Prior authorization will not go away. Payer requirements will continue to evolve. Regulatory mandates will continue to expand. Authorization volumes will continue to grow. And the gap between health systems that have built the right operational infrastructure to manage that complexity and those that haven't will continue to widen.

The 12 dimensions in this guide exist because the prior authorization evaluation process has historically lacked the rigor the decision deserves. Most health systems have selected PA solutions based on demos, relationships, and surface-level feature comparisons– and discovered the gaps only after go-live, when the cost of switching is high and the operational pain is already embedded in daily workflows.

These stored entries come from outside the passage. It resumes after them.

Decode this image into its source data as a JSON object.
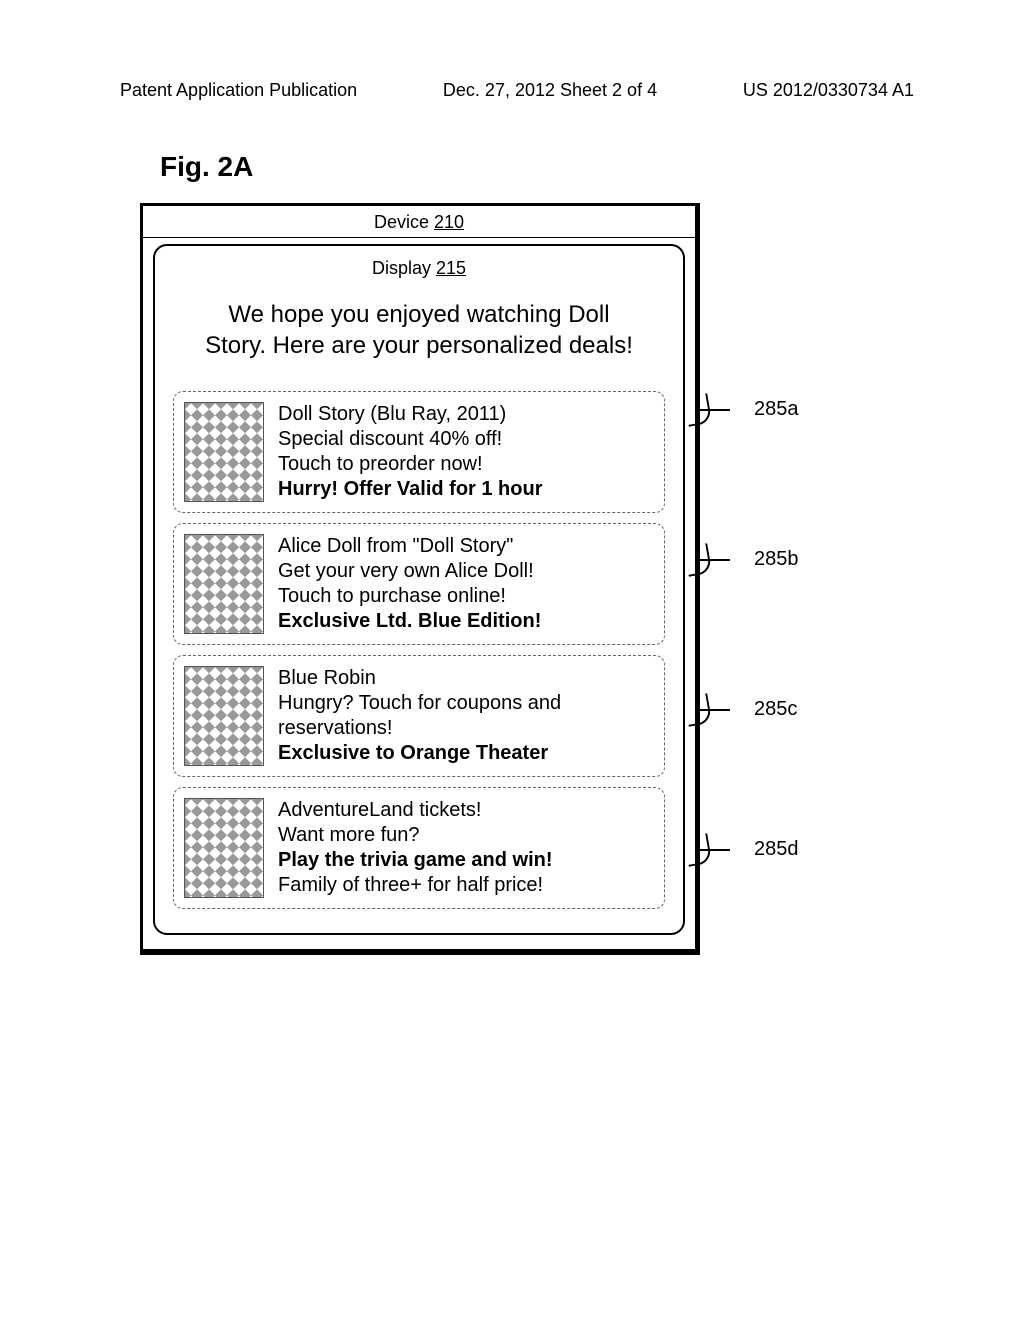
{
  "header": {
    "left": "Patent Application Publication",
    "center": "Dec. 27, 2012  Sheet 2 of 4",
    "right": "US 2012/0330734 A1"
  },
  "figure": {
    "label": "Fig. 2A",
    "device_label_prefix": "Device ",
    "device_ref": "210",
    "display_label_prefix": "Display ",
    "display_ref": "215",
    "intro": "We hope you enjoyed watching Doll Story. Here are your personalized deals!",
    "deals": [
      {
        "callout": "285a",
        "lines": [
          {
            "text": "Doll Story (Blu Ray, 2011)",
            "bold": false
          },
          {
            "text": "Special discount 40% off!",
            "bold": false
          },
          {
            "text": "Touch to preorder now!",
            "bold": false
          },
          {
            "text": "Hurry! Offer Valid for 1 hour",
            "bold": true
          }
        ]
      },
      {
        "callout": "285b",
        "lines": [
          {
            "text": "Alice Doll from \"Doll Story\"",
            "bold": false
          },
          {
            "text": "Get your very own Alice Doll!",
            "bold": false
          },
          {
            "text": "Touch to purchase online!",
            "bold": false
          },
          {
            "text": "Exclusive Ltd. Blue Edition!",
            "bold": true
          }
        ]
      },
      {
        "callout": "285c",
        "lines": [
          {
            "text": "Blue Robin",
            "bold": false
          },
          {
            "text": "Hungry? Touch for coupons and reservations!",
            "bold": false
          },
          {
            "text": "Exclusive to Orange Theater",
            "bold": true
          }
        ]
      },
      {
        "callout": "285d",
        "lines": [
          {
            "text": "AdventureLand tickets!",
            "bold": false
          },
          {
            "text": "Want more fun?",
            "bold": false
          },
          {
            "text": "Play the trivia game and win!",
            "bold": true
          },
          {
            "text": "Family of three+ for half price!",
            "bold": false
          }
        ]
      }
    ]
  }
}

A best-in-class prior authorization solution is not simply a technology purchase. It is a clinical and financial infrastructure decision that affects how quickly patients access care, how much revenue the organization captures and protects, and how well the organization is positioned for a regulatory environment that is only becoming more demanding. Getting it right matters for staff, for patients, and for the bottom line.

The framework in this guide is designed to help revenue cycle leaders, patient access leaders, and financial executives ask better questions, evaluate more rigorously, and select with confidence. Not every dimension will carry equal weight for every organization. But every dimension matters, and a solution that falls short in even a few of them will leave performance on the table in ways that compound over time.

When prior authorization works the way it should– fast, fair and transparent– care moves forward. That outcome is worth evaluating carefully.